The price action in crude oil markets over the past two days suggests that energy investors are not buying into optimism that has emerged this week regarding Russo-Ukraine peace talks. Russia has acknowledged that Ukraine has met its core request in pledging not to join NATO and on Tuesday announced plans to scale down military operations around Kyiv and the northern Ukrainian city of Chernihiv to foster better negotiating conditions.
That announcement, which came after Tuesday’s constructive talks between the two sides in Turkey, sent front-month WTI future momentarily below $100 per barrel on Tuesday. But as attacks by Russian forces across Ukraine continued and President Zelenskyy and the Ukrainian Defense Ministry warned of fresh troop build-ups, ceasefire hopes diminished and WTI made significant progress in rebounding towards $110.
At current levels in the $108.00 area, WTI trades higher by over $3 on the day and nearly $10 higher than Tuesday’s lows. Oil market participants are not just focused on the war in Ukraine, but also the unfolding economic war between Western powers and Russia. The latter camp have announced plans to impose even tougher sanctions on Russia on Wednesday, aimed at targeting the sectors of Russia’s economy critical to sustaining the offensive in Ukraine, including military supply chains.
Meanwhile, Russia signaled on Wednesday that it might also soon demand payment in rubles for the export of metals and grains as of a 31 March deadline issued by the Russian President, and gas payments to Gazprom in Russia’s domestic currency now loom. Authorities across the EU are subsequently now bracing for disruption to gas flows from Russia and this is helping to broadly support the energy complex.

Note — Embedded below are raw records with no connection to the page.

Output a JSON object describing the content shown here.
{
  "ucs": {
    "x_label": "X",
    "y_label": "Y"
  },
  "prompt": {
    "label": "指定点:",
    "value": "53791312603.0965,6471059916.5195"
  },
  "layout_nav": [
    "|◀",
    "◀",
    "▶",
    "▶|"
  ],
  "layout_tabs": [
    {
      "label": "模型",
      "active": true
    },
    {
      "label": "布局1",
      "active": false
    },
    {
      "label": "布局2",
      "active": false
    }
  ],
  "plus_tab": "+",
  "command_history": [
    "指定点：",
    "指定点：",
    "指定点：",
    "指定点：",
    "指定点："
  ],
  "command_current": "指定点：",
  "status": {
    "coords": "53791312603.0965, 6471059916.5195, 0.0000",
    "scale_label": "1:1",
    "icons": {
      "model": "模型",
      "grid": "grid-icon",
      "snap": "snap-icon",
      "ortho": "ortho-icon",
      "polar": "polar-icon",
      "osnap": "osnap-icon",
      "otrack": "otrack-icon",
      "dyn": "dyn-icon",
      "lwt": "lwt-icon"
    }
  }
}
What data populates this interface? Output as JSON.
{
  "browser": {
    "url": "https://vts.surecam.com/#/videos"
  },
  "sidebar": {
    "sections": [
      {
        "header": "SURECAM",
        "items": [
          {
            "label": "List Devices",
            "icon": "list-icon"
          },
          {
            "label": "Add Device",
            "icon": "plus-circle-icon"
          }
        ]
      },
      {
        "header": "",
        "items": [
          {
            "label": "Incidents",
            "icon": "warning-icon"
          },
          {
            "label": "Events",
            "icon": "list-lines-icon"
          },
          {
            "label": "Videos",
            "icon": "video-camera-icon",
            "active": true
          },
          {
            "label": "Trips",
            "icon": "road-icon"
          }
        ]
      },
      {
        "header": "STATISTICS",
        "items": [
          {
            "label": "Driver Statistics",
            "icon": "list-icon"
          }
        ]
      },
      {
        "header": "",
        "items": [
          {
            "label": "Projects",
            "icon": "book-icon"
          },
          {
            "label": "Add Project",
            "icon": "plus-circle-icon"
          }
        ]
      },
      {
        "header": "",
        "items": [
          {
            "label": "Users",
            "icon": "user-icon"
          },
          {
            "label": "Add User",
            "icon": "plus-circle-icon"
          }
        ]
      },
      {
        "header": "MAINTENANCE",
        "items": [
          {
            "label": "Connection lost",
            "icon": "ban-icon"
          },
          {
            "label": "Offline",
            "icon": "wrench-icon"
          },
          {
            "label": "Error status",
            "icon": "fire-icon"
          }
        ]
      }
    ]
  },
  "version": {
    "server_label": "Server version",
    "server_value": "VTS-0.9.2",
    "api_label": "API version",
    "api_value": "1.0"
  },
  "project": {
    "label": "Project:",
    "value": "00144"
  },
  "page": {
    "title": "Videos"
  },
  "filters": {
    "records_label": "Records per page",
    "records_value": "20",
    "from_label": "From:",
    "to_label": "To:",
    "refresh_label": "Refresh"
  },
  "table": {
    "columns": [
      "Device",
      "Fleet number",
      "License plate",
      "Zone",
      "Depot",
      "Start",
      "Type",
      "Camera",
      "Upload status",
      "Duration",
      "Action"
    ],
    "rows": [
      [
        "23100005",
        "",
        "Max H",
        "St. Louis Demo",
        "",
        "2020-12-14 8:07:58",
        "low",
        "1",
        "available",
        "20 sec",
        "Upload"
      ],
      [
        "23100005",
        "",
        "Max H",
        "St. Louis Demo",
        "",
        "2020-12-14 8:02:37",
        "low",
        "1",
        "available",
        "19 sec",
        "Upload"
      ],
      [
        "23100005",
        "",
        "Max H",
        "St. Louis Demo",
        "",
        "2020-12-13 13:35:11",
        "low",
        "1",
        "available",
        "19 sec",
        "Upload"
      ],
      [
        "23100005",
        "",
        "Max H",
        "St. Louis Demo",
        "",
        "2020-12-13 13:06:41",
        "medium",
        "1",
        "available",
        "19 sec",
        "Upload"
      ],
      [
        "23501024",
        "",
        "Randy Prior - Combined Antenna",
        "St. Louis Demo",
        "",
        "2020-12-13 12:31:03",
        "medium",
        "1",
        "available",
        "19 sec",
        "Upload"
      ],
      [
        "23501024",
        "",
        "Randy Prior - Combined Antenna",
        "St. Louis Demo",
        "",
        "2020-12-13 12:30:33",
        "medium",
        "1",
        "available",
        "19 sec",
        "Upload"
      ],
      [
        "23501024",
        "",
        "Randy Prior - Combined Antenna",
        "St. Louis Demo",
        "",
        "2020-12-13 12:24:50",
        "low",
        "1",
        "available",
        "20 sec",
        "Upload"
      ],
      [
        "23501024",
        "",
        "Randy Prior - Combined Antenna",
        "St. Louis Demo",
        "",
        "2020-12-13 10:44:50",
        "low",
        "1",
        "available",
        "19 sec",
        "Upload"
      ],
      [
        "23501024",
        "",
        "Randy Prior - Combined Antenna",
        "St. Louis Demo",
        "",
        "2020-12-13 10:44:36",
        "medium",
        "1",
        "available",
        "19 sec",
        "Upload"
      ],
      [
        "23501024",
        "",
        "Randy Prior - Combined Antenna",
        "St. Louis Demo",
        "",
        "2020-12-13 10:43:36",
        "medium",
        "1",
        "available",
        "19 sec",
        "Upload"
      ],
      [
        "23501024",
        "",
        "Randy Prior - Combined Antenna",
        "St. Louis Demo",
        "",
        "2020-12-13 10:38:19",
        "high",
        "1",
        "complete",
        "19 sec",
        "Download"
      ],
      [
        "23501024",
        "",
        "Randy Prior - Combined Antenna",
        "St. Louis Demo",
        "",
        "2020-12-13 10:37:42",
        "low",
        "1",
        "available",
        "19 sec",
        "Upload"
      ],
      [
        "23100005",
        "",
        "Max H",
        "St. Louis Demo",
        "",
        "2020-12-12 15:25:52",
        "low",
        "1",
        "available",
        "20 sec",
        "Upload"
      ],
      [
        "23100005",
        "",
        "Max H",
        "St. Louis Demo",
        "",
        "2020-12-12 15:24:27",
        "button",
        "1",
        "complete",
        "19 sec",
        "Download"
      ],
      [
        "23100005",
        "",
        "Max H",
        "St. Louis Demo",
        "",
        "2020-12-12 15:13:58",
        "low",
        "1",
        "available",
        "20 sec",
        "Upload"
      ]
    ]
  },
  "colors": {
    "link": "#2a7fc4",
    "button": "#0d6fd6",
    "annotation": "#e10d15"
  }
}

More broadly, amid uncertainties about energy flows out of Russia, expectations for the global oil market to remain very tight for the foreseeable future remain elevated. OPEC+ meet on Thursday and are not expected to do anything to ease this near-term tightness, with sources indicating the group is to stick to its current policy of gradual 400K barrel per day/month hikes to output quotas. OPEC+’s slow and steady approach comes at a time when OECD oil reserves are at historic lows the latest weekly US inventory figures emphasized this; headline crude oil stocks were down a larger-than-expected 3.45M barrels. WTI did not react to these latest numbers.